Rick Linden, who headed the Manitoba Police Commission, stressed that the unit is an independent body, pointing out that the guiding legislation requires that the IIU's executive director have no history as a police officer. Its current executive director, Zane Tessler, is a former prosecutor.
"These are civilians, many of whom have police backgrounds. So there aren't concerns about conflict of interest in the sense of investigating one of your own members or colleagues," said Linden, who also teaches criminology at the University of Manitoba.
Cormier says the rules in place now likely would have changed the outcome of the investigation into Taman's death.
On Feb. 25, 2005, an off-duty Winnipeg police officer Derek Harvey-Zenk smashed into the back of Crystal Taman's car while she was stopped at a red light. Harvey-Zenk had been partying with colleagues hours earlier.

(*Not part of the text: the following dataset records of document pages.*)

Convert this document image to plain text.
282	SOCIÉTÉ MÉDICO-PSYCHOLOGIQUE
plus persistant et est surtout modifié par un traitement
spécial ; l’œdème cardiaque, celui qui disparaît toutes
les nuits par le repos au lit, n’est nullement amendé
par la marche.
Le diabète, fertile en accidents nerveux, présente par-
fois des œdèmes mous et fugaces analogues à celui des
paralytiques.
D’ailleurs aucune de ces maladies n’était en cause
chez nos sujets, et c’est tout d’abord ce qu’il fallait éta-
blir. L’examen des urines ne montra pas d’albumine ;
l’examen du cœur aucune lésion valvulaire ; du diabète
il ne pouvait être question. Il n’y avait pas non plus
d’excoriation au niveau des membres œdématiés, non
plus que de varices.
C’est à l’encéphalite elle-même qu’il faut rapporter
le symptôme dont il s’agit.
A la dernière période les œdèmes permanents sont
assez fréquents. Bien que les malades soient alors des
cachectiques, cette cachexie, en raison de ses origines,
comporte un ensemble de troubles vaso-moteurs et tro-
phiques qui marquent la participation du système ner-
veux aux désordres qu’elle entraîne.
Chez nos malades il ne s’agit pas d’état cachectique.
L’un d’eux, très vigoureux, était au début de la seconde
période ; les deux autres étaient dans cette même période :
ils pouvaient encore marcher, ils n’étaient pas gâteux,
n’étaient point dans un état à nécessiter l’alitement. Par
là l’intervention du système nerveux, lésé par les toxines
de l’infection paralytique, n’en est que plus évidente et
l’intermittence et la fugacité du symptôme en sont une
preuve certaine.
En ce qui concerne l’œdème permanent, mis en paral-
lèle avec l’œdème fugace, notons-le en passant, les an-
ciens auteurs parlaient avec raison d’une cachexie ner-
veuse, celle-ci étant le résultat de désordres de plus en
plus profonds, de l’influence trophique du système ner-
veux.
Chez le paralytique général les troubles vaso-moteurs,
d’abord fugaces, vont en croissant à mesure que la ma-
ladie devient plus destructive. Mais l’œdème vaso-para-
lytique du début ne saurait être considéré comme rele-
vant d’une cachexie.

Harvey-Zenk initially faced several charges, including refusing a breathalyzer sample and impaired driving causing death, but a controversial plea bargain led to all charges being dropped except for the charge of dangerous driving causing death, for which he was sentenced to two years of house arrest.
During testimony at the inquiry into the case, a paramedic and police constable who attended the scene said they smelled alcohol on Harvey-Zenk, but the constable said she didn't record that in her notes because she wasn't the investigating officer, and the paramedic said he didn't tell officers.
One police officer told the inquiry that he was ordered by then East St. Paul police chief Harold Bakema to put Harvey-Zenk in the back of a cruiser and do nothing. Another police officer, who was also Taman's cousin, told the inquiry Bakema admitted to him that Harvey-Zenk was drunk.
Bakema was charged with obstruction of justice, but he was acquitted.
At the time, although it was standard practice for outside police forces to take over investigations into cases involving an officer, there were no clear rules around when an outside investigator should be brought in, and whom it should be, Cormier said.
IIU investigations 'virtually automatic'
Now, the IIU's involvement is "virtually automatic" any time there is a serious incident involving police where someone is hurt or killed, Cormier said.
In addition to preventing actual investigative bias, the creation of the IIU was intended to improve the public perception of investigations involving members of the police.
"Most of the investigations that these units conduct exonerate the officers, and so if that is to be done, it's important that the public feel that the investigation has been done efficiently, effectively and competently so that they trust the results," said Linden.
Tessler said the IIU was notified about the arrest of the police officer shortly after it happened, and investigators were dispatched to four locations: the scene of the collision, the scene of the arrest, the hospital where the victim was taken, and police headquarters, where the officer was giving a breathalyzer sample.
The investigators are sent to ensure that scenes are maintained, evidence is handled properly and witnesses dealt with, Tessler said.
Although they might avail themselves of the resources of particular police units — such as traffic reconstruction experts — IIU investigators remain in control and report solely to Tessler, he said.
"Police services in Manitoba do not direct our investigations, they have no input in our investigations, they have no control of our investigations, they have nothing to do with our investigations," he said.
And although IIU members might have previous employment with a police force, their lead investigators would never come from the same police department they are investigating, Tessler said.
Members of Severight's family have said they plan to sue the Winnipeg Police Service over his death.